Well, I am going to do something similar only with photography. This is a photo someone took for an Amazon review of their Clinique products.
Honestly, it is not a terrible photo. They did some staging. They have an interesting background. All of the labels are legible. It is properly exposed. This would be a perfectly acceptable product photo for an Etsy page.
I've been taking these advanced photography courses in preparation for whenever I am able to create a new studio in the house. And my teacher is a photography badass. I just watched a 6 hour class on how to recreate a professional Clinique ad. And at first glance it looks deceptively simple. It's just some skin care products being splashed with a little water.
Which is why I wanted you to see an average person for reference.
This is what Karl Taylor came up with.
And I don't think I've learned so much about photography in one tutorial before.
Product photography is just loads and loads of problem solving. You have to light the chrome caps with a gradient. Which requires giant diffusion scrims.
Those big white panels are literally only there for the two chrome caps.
You need a pure white background, but you can't let light spill all over the studio, so you put up giant black light blockers.
And you have to add another light just for the orange bottle on the right.
Oh, and if you want the bottles to glow, well, you have to hide a silver reflector behind them.
But you still want the edges of the bottles to be darker so they have some contrast. So you add some black tape to the sides.

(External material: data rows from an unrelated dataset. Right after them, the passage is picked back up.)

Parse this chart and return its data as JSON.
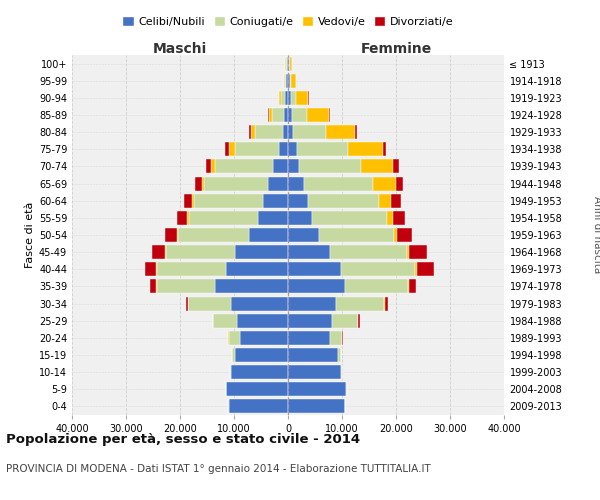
{
  "age_groups": [
    "100+",
    "95-99",
    "90-94",
    "85-89",
    "80-84",
    "75-79",
    "70-74",
    "65-69",
    "60-64",
    "55-59",
    "50-54",
    "45-49",
    "40-44",
    "35-39",
    "30-34",
    "25-29",
    "20-24",
    "15-19",
    "10-14",
    "5-9",
    "0-4"
  ],
  "birth_years": [
    "≤ 1913",
    "1914-1918",
    "1919-1923",
    "1924-1928",
    "1929-1933",
    "1934-1938",
    "1939-1943",
    "1944-1948",
    "1949-1953",
    "1954-1958",
    "1959-1963",
    "1964-1968",
    "1969-1973",
    "1974-1978",
    "1979-1983",
    "1984-1988",
    "1989-1993",
    "1994-1998",
    "1999-2003",
    "2004-2008",
    "2009-2013"
  ],
  "maschi": {
    "celibi": [
      200,
      300,
      500,
      700,
      1000,
      1700,
      2700,
      3700,
      4600,
      5600,
      7200,
      9800,
      11500,
      13500,
      10500,
      9500,
      8800,
      9800,
      10500,
      11500,
      11000
    ],
    "coniugati": [
      200,
      300,
      800,
      2300,
      5200,
      8200,
      10800,
      11800,
      12800,
      12800,
      13200,
      12800,
      12800,
      10800,
      8000,
      4300,
      2200,
      600,
      150,
      50,
      20
    ],
    "vedovi": [
      80,
      150,
      300,
      500,
      700,
      1000,
      700,
      500,
      350,
      250,
      200,
      200,
      150,
      100,
      50,
      30,
      20,
      10,
      5,
      3,
      2
    ],
    "divorziati": [
      20,
      50,
      80,
      150,
      250,
      700,
      1000,
      1300,
      1600,
      1900,
      2100,
      2300,
      2100,
      1100,
      400,
      150,
      80,
      30,
      10,
      5,
      3
    ]
  },
  "femmine": {
    "nubili": [
      200,
      300,
      500,
      700,
      1000,
      1600,
      2100,
      2900,
      3700,
      4500,
      5800,
      7800,
      9900,
      10500,
      8800,
      8200,
      7800,
      9200,
      9800,
      10800,
      10500
    ],
    "coniugate": [
      200,
      300,
      1000,
      2800,
      6000,
      9500,
      11500,
      12800,
      13200,
      13800,
      13800,
      14200,
      13700,
      11700,
      9000,
      4800,
      2200,
      600,
      150,
      40,
      15
    ],
    "vedove": [
      300,
      800,
      2200,
      4000,
      5400,
      6400,
      5900,
      4300,
      2200,
      1100,
      550,
      430,
      320,
      200,
      110,
      50,
      30,
      15,
      5,
      3,
      2
    ],
    "divorziate": [
      20,
      50,
      100,
      200,
      300,
      720,
      1050,
      1350,
      1850,
      2250,
      2900,
      3300,
      3100,
      1250,
      520,
      200,
      100,
      30,
      10,
      5,
      3
    ]
  },
  "colors": {
    "celibi": "#4472c4",
    "coniugati": "#c5d9a0",
    "vedovi": "#ffc000",
    "divorziati": "#c0000c"
  },
  "background_color": "#ffffff",
  "plot_bg": "#f0f0f0",
  "grid_color": "#cccccc"
}
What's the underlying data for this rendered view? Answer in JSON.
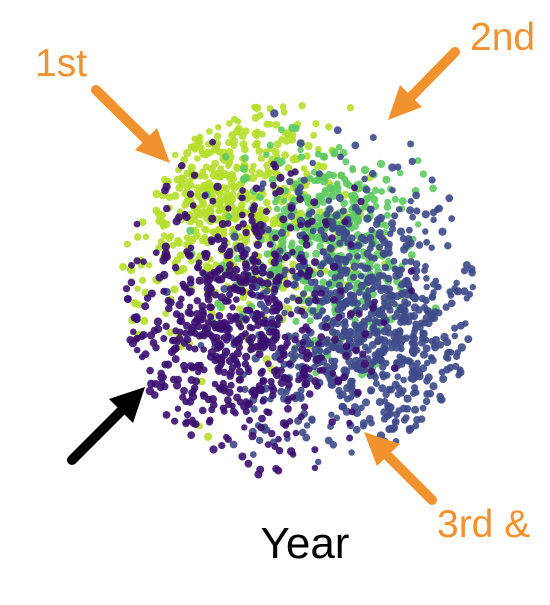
{
  "chart_data": {
    "type": "scatter",
    "xlabel": "Year",
    "title": "",
    "legend": "none",
    "grid": false,
    "colormap": [
      "#3b0f70",
      "#3e4a89",
      "#31688e",
      "#26828e",
      "#35b779",
      "#6ece58",
      "#b5de2b"
    ],
    "series": [
      {
        "name": "1st",
        "color": "#b5de2b",
        "center": [
          -0.45,
          0.55
        ],
        "spread": 0.35,
        "count": 650
      },
      {
        "name": "2nd",
        "color": "#5ec962",
        "center": [
          0.15,
          0.3
        ],
        "spread": 0.3,
        "count": 420
      },
      {
        "name": "3rd &",
        "color": "#3e4a89",
        "center": [
          0.45,
          -0.2
        ],
        "spread": 0.4,
        "count": 900
      },
      {
        "name": "",
        "color": "#3b0f70",
        "center": [
          -0.45,
          -0.25
        ],
        "spread": 0.4,
        "count": 700
      }
    ],
    "annotations": [
      {
        "text": "1st",
        "color": "#f2922e"
      },
      {
        "text": "2nd",
        "color": "#f2922e"
      },
      {
        "text": "3rd &",
        "color": "#f2922e"
      },
      {
        "text": "",
        "color": "#000000"
      }
    ]
  }
}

And in order for the reflective labels to have bold black lettering, you have to reflect black cards into them.
Ack! Karl's beautiful bald head is showing up in the chrome caps! He must put on the naughty blanket.
And once you get every aspect of every bottle perfectly lit, you finally get to yeet some water at it all.
I don't love product photography because I have a weird obsession to help greedy corporations make their wares look more beautiful. I love it because it is a complicated and challenging new puzzle every time. Every product is a different shape and requires a different technique to make it look its best.
I don't know if I will be able to live up to Karl's standards.
This is about the level I was at in 2017 before I quit photography.
I have so much more knowledge in my brain now. I'm really hoping I can surpass that.